Green Jobs Are Getting Outsourced, Too

Another reason why relying only on the private sector to restart the labor market won't work.

By Seth Freed Wessler Aug 13, 2010

Apparently some green jobs–those economy and planet saving miracles–are getting outsourced. A Michigan solar energy company is reportedly shipping 140 of its "low skilled" jobs to Tijuana, where workers can be paid a lot less. And green jobs, which were once seen as viable economic replacements for blue collar industries, are coming under harsher scrutiny.

The Wall Street Journal reports on the plan by the company in question, Energy Conversion Devices:

[The] decision to shift what it described as low-skill assembly jobs to Mexico is part of a broader effort to cut costs and compete with solar cell makers which have manufacturing operations in China, Malaysia and other lower-wage nations, says Martha Duggan, ECD’s head of government and regulatory affairs.

ECD says it’s pushing ahead with plans to use the $13 million stimulus tax credit it received to upgrade other parts of its Auburn Hills operations to produce a new, more efficient line of solar cells. When ECD announced the Department of Energy award, it said the $42 million project would create about 600 additional jobs in Michigan.

Duggan says the company still expects to create those 600 jobs. But that could take longer than originally planned. Uncertainty in the global solar cell market has led the company to stretch the investments into 2012, she says.

Unemployment still hovers around 10 percent nationwide, and the numbers are much higher for people of color. Last year the Applied Research Center published a Race and Recession report in which we explored why these disparities exist.

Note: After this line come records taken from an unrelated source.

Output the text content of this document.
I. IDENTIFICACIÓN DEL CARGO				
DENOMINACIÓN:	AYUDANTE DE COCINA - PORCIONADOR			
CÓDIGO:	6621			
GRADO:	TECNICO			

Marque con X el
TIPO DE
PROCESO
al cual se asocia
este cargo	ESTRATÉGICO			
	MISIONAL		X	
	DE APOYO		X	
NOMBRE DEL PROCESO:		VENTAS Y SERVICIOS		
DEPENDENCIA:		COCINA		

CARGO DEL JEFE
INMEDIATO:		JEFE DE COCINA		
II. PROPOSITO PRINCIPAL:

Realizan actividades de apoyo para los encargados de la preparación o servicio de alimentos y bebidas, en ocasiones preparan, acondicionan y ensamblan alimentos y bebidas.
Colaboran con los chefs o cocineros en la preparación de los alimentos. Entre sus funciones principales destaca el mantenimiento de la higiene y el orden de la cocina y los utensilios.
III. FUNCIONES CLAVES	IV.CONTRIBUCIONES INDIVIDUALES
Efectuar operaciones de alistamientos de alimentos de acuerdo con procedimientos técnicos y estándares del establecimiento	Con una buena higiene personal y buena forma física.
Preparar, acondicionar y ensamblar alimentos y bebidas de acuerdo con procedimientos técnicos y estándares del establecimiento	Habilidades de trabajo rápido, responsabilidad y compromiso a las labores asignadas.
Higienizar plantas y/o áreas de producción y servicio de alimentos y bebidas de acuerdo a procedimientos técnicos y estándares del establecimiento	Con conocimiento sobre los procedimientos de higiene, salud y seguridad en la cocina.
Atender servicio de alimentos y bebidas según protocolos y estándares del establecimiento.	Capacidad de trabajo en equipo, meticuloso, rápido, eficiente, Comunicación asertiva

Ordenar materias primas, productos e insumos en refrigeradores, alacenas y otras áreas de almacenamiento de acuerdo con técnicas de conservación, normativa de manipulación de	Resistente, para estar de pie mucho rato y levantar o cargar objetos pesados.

In places like Michigan, where the disappearance of manufacturing jobs has decimated whole neighborhoods (with significant help from predatory lending), investments in green jobs were to be a vital part of growth and economic rejuvenation. But if these jobs disappear like their auto predecessors did, we’ve got a problem.

Of course, Republicans are going to scream that this exposes the failure of the stimulus, but that’s just wrongheaded. What it points to is the need for more subsidies for green companies and more aggressive oversight to ensure the money is spent in ways that actually boost the economy. It also points to the need for direct investment in public works jobs. Relying on private industry to put people back to work just won’t get the job done.